Here is the Dang family chapel
Here is their altar – there is a female Buddha on it that you may be able to see above the mantle. The story of the female Buddha is much like the male – she left a life of wealth and privilege to seek spiritual enlightenment. Here is the difference: when it was time for the female Buddha to reach Nirvana, she heard someone crying for help on earth and left her chance of Nirvana to respond to need in the world.

This part of the world is subject to regular floods and Yen showed me some of the marks where the water came into the house in past years and also showed me the ladder the Dang family uses to climb into the attic where they stay until the flood waters subside. This is not unlike what friends and family in my home state of Louisiana sometimes have to do.

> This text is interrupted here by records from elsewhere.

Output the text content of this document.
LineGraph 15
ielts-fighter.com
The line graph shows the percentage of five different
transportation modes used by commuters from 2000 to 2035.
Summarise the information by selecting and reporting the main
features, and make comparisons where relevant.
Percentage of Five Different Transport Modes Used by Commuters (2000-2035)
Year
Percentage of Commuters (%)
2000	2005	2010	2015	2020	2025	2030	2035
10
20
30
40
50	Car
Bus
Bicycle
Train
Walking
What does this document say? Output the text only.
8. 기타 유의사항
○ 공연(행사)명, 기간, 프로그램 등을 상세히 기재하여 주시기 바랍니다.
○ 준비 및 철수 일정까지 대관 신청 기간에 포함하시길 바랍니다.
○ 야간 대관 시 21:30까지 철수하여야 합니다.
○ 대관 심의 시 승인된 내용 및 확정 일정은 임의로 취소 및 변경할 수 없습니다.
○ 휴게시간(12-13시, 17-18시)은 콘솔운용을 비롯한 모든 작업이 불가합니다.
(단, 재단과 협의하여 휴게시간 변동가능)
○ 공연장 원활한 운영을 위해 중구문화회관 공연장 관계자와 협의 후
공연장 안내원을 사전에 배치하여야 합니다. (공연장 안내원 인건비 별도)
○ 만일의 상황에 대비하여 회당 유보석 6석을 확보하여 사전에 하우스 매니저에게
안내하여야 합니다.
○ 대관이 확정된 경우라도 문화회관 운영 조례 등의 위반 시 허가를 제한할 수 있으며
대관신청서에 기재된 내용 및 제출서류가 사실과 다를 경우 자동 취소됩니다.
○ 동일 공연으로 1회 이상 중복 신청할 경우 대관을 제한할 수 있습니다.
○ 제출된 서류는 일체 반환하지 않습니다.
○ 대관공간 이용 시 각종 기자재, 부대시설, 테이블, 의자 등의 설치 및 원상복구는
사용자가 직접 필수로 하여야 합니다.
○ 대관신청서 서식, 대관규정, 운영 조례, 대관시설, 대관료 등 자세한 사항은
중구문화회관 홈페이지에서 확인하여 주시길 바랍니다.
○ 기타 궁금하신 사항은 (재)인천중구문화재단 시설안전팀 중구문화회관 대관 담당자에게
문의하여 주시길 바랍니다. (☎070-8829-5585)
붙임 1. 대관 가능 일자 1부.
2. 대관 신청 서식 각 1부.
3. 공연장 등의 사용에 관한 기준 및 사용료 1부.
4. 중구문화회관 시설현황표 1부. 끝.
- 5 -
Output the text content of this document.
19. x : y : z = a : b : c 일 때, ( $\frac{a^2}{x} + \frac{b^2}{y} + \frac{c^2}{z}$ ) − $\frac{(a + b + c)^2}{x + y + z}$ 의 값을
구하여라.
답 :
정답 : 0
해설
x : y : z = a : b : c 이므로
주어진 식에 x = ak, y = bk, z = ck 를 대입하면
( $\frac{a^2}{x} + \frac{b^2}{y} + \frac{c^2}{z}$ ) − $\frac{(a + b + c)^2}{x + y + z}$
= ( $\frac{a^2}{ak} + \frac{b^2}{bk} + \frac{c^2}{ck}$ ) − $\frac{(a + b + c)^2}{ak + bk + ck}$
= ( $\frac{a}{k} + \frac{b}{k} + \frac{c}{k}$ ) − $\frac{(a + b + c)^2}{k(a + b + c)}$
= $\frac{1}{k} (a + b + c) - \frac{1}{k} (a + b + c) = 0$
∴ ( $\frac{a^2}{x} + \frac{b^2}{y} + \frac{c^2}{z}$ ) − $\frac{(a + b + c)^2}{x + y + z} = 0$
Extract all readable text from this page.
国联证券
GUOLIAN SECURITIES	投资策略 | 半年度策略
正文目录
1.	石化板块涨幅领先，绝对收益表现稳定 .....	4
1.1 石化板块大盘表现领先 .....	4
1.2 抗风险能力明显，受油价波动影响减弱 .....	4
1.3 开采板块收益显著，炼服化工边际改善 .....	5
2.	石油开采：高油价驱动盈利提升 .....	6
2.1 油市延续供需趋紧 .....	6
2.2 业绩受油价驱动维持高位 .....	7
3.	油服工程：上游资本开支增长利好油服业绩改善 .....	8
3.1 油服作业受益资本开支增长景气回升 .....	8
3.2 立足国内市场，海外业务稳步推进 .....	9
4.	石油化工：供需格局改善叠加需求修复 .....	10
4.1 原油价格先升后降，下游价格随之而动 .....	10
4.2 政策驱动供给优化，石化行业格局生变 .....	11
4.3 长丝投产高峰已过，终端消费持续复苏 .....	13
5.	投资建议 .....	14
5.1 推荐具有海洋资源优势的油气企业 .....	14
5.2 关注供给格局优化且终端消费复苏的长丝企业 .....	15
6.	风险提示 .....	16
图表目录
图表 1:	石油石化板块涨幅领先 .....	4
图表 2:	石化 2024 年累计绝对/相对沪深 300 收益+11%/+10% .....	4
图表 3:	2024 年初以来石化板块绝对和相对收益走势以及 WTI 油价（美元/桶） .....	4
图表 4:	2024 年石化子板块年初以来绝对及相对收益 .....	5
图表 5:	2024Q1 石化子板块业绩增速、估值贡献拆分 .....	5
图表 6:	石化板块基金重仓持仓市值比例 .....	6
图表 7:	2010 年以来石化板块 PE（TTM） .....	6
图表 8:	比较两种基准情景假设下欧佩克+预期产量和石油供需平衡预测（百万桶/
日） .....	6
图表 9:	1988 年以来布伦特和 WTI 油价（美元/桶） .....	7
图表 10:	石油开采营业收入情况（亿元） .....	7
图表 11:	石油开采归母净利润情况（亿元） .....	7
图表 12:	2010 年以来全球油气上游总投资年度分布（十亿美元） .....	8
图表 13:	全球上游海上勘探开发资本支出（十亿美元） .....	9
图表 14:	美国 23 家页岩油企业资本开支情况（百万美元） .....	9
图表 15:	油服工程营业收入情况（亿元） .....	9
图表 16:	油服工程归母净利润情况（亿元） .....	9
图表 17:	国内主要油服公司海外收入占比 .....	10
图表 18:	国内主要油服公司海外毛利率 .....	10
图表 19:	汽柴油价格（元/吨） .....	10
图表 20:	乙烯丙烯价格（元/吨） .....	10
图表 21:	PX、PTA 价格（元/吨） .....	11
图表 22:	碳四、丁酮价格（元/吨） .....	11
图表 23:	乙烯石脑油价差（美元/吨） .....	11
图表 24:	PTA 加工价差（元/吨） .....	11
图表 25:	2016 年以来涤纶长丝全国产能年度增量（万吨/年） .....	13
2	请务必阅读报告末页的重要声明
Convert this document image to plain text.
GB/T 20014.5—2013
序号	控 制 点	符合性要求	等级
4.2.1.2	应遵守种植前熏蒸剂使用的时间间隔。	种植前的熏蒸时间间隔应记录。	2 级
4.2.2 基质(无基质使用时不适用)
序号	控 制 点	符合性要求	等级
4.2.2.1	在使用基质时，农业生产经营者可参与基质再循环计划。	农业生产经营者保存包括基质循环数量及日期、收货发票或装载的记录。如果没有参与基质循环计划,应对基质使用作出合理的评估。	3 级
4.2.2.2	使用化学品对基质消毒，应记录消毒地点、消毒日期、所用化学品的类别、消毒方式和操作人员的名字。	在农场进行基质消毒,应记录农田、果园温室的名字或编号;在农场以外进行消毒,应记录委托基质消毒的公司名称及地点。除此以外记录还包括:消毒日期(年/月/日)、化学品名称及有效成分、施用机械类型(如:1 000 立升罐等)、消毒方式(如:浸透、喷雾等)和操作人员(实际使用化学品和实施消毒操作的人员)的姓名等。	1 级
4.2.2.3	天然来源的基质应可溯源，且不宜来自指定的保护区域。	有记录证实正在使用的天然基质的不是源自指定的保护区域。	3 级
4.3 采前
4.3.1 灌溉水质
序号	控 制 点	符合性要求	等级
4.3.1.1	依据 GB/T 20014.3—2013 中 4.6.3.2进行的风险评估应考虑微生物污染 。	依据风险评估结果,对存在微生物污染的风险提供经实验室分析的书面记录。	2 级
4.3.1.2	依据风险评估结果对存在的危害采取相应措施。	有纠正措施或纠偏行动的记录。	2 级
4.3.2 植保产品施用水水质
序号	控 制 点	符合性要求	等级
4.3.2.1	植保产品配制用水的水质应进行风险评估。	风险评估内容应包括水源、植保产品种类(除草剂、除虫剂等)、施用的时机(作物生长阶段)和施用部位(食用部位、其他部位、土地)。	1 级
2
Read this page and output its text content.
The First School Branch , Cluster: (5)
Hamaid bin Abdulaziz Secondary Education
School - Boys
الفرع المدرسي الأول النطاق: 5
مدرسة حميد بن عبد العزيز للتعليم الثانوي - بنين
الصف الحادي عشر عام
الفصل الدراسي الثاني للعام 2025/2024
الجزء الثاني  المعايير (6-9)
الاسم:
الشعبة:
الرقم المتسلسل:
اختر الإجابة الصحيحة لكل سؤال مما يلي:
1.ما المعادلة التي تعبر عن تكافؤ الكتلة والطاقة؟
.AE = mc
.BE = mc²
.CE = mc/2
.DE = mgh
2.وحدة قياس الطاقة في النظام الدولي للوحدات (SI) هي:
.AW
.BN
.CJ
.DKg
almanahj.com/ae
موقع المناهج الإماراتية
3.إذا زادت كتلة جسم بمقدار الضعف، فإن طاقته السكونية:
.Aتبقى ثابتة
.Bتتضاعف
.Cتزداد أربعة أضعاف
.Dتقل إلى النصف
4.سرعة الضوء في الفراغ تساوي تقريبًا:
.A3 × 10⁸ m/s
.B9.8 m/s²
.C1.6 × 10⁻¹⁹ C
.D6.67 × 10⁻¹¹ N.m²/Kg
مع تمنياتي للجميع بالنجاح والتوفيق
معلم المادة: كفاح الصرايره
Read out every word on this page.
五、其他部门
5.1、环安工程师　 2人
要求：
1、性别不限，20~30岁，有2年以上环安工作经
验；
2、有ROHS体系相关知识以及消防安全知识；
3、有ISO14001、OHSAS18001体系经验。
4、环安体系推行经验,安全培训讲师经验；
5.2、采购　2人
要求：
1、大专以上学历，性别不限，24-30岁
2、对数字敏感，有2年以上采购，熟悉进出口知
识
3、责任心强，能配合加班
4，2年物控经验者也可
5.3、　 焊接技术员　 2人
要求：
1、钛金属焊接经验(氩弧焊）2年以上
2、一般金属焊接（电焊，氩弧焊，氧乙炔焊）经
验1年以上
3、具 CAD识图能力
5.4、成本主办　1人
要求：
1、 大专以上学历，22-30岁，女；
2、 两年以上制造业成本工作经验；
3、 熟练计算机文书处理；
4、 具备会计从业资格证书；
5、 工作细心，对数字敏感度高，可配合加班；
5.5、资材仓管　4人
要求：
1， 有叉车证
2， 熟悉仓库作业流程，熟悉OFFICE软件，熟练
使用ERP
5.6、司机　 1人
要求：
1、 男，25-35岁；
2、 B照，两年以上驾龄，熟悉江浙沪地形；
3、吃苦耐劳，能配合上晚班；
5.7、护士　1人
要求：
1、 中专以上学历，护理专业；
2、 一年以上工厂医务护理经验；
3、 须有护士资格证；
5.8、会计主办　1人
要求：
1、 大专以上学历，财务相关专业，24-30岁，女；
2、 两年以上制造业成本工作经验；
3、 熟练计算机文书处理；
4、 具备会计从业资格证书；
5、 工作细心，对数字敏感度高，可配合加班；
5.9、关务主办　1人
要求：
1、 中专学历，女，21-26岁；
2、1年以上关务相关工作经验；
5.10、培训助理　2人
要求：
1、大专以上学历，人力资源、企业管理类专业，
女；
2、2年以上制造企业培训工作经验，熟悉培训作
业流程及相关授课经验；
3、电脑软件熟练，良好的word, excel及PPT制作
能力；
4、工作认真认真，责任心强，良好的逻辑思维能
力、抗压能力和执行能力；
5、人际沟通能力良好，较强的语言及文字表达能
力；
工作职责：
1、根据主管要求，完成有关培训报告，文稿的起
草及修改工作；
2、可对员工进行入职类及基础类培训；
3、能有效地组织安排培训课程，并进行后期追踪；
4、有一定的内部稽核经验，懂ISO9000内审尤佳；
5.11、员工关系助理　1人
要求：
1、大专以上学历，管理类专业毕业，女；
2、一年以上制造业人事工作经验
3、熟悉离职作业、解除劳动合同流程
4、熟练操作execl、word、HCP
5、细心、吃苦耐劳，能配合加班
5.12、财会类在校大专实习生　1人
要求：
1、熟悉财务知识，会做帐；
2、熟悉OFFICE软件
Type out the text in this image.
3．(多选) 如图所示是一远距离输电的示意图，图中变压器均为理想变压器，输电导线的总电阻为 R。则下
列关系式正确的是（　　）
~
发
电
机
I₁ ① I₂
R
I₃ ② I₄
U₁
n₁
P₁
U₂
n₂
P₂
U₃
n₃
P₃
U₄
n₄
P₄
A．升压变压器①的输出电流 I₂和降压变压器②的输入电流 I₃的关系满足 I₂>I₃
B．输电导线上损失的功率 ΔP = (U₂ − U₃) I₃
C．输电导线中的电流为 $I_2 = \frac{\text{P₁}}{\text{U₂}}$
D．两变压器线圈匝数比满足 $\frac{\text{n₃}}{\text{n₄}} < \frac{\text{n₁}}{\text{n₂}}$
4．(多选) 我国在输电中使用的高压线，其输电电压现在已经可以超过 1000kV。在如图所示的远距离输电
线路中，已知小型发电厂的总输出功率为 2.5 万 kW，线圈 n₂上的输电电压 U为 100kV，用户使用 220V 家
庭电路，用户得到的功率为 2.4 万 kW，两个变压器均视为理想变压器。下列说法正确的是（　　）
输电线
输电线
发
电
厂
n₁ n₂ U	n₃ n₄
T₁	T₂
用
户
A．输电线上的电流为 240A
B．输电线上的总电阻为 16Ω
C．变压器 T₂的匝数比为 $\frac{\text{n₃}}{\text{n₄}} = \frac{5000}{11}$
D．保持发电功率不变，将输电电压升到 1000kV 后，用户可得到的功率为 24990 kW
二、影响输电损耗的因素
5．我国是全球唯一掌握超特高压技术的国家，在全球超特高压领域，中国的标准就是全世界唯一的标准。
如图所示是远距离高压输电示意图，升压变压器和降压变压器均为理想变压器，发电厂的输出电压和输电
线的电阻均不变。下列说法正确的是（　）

Here are Mr. and Mrs. Dang. She is in her late eighties and he is in his nineties – they are the oldest couple in the village. In the late 1960s during the Vietnam war, he was a spy for the Viet Cong and was captured, imprisoned, and tortured by the south.
We stopped by a place where ocean-going boats are made. These boats are made of teak wood, which now must be imported, as so much of it has been depleted in Vietnam. There are no written plans for these boats, rather, the way of making them is passed from one generation to the next
This is a finished boat – it seems small to take out on the ocean

Our next stop was at the home of some folks who make sleeping mats out of reeds that grow in the water. Their house is pretty rudimentary and is a kind of an open-air affair. It doesn’t get cold here as it does in the north of the country, still, there are times when one wants the weather kept out and this house didn’t look like it could do this very well. The eldest lady in the family is 100 years old and has been making these sleeping mats since she was 5 years old — 95 years of making sleeping mats! The mats are sold to middlemen, so the people making them don’t earn a lot. Many of these sleeping mats are machine made now, in fact, the folks who make the sleeping mats sleep on a machine made one. I asked why, and Yen told me that it’s because the loom they have only makes the size mat for a single or twin size bed and they have a double. Their beds are either bamboo slats or a flat piece of wood – no pillow top mattresses!

This lady is 100 years old and has been making these sleeping mats since she was five! Notice that she is not behind the loom, she is squatting on it – she is amazingly flexible, especially for her age!
And here is a finished mat – it takes three hours to make one, and the ladies making them work fast!

Our final stop was at the home of the man in the village who makes rice wine. Yen showed me how he uses the brown rice, then ferments it over several days. She showed me the bubbling of the fermented product in with the rice. The man is also the village healer and he has many jars of herbs and other remedies, including a bottle of rice wine with a scorpion it and another with geckos in it. These remedies are used to treat a wide variety of maladies, including infertility, and can also increase libido.

Making the rice wine – you can see the bubbling of the fermentation in the middle. At the end of the process, what’s left of the rice is used as pig feed. As you might imagine, this creates some happy pigs! Nothing is wasted in this culture.
Rice wine medicines – the one on the left has a scorpion in it and the one on the right has geckos

Too soon the tour was over and it was time to ride the ferry back to Hoi An. We took a special local ferry and the operator was completely prepared to take our bikes.  The tour was one of the most interesting experiences I’ve had in our travels and I was very impressed with all of it. In fact, we’ve signed up for another Grasshopper bike tour when we get to Siem Reap, Cambodia.